David Cole of DFC Intelligence said that one of the larger problems for Riccitiello and EA was its lack of AAA IP creation. "EA's biggest problem is they are a traditional distributor and not that good at developing internal IP. They never have been and that didn't change under Riccitiello," he said. "I think he lasted longer than expected given the financial performance. Going forward EA needs to learn if they are going to pay big money for development they need to learn how to maximize their investment and not run it into the ground. Overall that is probably the biggest issue with EA, doing a better job at creating an environment that allows for developing compelling internal IP."
While Larry Probst is overseeing the day-to-day until a new CEO is found, it's unclear at the moment who the leading candidates may be.
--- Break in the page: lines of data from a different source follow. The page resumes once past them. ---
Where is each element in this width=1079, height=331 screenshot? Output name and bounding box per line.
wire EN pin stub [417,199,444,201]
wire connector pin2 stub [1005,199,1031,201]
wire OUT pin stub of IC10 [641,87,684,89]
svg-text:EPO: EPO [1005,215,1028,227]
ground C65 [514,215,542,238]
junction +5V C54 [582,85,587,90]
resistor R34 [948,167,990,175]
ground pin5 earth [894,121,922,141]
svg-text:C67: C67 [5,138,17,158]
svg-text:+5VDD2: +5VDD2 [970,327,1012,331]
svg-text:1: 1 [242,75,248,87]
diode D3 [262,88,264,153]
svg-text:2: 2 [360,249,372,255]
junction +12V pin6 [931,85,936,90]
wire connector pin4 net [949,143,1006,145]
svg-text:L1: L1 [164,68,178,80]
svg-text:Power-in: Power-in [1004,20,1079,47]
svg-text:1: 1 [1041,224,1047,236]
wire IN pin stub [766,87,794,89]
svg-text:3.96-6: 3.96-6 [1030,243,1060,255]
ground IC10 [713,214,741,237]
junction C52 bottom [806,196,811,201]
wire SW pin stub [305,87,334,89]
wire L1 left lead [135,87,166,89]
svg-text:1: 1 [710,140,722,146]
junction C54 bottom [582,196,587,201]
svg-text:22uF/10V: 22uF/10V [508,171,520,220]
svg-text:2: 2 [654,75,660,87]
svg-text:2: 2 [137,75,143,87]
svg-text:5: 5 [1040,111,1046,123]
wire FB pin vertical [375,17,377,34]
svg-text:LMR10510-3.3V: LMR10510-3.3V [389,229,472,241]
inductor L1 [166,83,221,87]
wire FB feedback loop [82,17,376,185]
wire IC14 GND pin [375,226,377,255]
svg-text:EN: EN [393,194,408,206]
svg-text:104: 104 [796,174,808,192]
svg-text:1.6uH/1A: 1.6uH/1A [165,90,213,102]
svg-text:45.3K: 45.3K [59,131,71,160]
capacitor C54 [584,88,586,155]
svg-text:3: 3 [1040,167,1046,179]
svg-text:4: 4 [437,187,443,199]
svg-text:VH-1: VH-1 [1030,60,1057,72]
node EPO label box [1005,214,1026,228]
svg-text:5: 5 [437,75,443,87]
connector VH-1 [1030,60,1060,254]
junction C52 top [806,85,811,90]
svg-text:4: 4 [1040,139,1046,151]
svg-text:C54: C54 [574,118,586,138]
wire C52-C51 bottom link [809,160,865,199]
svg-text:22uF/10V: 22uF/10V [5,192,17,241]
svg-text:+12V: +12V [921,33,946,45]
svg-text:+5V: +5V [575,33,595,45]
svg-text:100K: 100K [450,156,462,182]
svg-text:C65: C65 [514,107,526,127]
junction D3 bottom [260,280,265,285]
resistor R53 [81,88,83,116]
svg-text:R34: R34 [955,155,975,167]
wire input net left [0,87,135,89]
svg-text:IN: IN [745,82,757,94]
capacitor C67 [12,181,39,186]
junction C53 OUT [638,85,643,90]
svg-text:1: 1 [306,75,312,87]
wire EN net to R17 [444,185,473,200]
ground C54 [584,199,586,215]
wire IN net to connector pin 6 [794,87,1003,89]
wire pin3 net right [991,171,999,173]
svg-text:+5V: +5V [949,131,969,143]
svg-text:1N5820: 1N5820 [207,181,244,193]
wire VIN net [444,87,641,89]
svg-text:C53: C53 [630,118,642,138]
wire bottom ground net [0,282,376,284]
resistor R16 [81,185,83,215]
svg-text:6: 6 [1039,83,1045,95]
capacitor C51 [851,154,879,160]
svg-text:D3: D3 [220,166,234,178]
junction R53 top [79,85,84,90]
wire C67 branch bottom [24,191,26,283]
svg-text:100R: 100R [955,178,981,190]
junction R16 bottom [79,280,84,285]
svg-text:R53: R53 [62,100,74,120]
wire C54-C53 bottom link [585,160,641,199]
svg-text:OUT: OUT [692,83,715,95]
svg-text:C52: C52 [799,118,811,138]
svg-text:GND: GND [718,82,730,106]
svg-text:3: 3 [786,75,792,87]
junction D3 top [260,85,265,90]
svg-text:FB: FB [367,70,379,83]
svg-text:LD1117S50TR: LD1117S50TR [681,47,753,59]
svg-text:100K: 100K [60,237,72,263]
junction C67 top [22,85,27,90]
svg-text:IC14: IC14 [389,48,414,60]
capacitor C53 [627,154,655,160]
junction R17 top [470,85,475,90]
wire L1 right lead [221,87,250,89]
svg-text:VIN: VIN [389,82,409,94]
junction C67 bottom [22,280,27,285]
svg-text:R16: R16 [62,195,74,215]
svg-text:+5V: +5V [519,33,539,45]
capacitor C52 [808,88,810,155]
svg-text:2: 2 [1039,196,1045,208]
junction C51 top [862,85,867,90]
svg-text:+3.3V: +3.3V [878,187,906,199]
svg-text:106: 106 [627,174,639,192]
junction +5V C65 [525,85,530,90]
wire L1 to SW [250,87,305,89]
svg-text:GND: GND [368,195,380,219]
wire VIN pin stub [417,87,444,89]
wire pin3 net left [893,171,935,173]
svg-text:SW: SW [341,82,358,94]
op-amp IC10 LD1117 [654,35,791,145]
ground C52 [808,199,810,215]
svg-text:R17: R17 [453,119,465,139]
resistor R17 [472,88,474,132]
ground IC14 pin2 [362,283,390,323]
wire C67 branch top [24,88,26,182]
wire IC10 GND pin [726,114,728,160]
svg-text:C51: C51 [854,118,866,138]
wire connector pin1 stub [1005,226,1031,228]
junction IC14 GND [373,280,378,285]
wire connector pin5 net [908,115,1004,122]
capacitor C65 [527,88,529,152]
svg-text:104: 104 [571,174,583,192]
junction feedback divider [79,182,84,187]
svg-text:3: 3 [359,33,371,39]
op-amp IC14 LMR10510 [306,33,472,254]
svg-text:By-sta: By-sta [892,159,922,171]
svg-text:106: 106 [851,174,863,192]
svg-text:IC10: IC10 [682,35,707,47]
Many have pointed to current COO Peter Moore, but the analysts we spoke with aren't so sure.
"Tomorrow's market leaders - and the leaders who helm them - may not simply be specialists in a single area, but rather flexible connectors who must think laterally and bring together management teams boasting expertise, innovation and insight in a variety of disciplines," noted Steinberg, implying that the best candidate may actually come from the outside.
"Gibeau has been there forever and Peter Moore is a great salesman and cheerleader. However, I think it is very likely they look for someone outside the company to shake things up," Cole added.
"The CEO chair is going to be a very hot seat until EA begins to show stronger and sustained growth in the short to mid term. So we could see an outsider come in as CEO," Pidgeon agreed.
Whoever does replace Riccitiello will have a heavy burden, and fiscal responsibility will be of the utmost importance. Unfortunately for some of EA's employees, that could mean more cuts are in store in the not too distant future.
"The short term is what investors will be focusing on for some time. There will be pressure for Activision Blizzard style performance in the packaged goods arena, probably more cuts and less appetite for further investment that are necessary for sustainable future growth. Investors will see Riccitiello's resignation as a positive move, but they'll be looking for strong performance gains, perhaps before these are realistically due," Pidgeon said.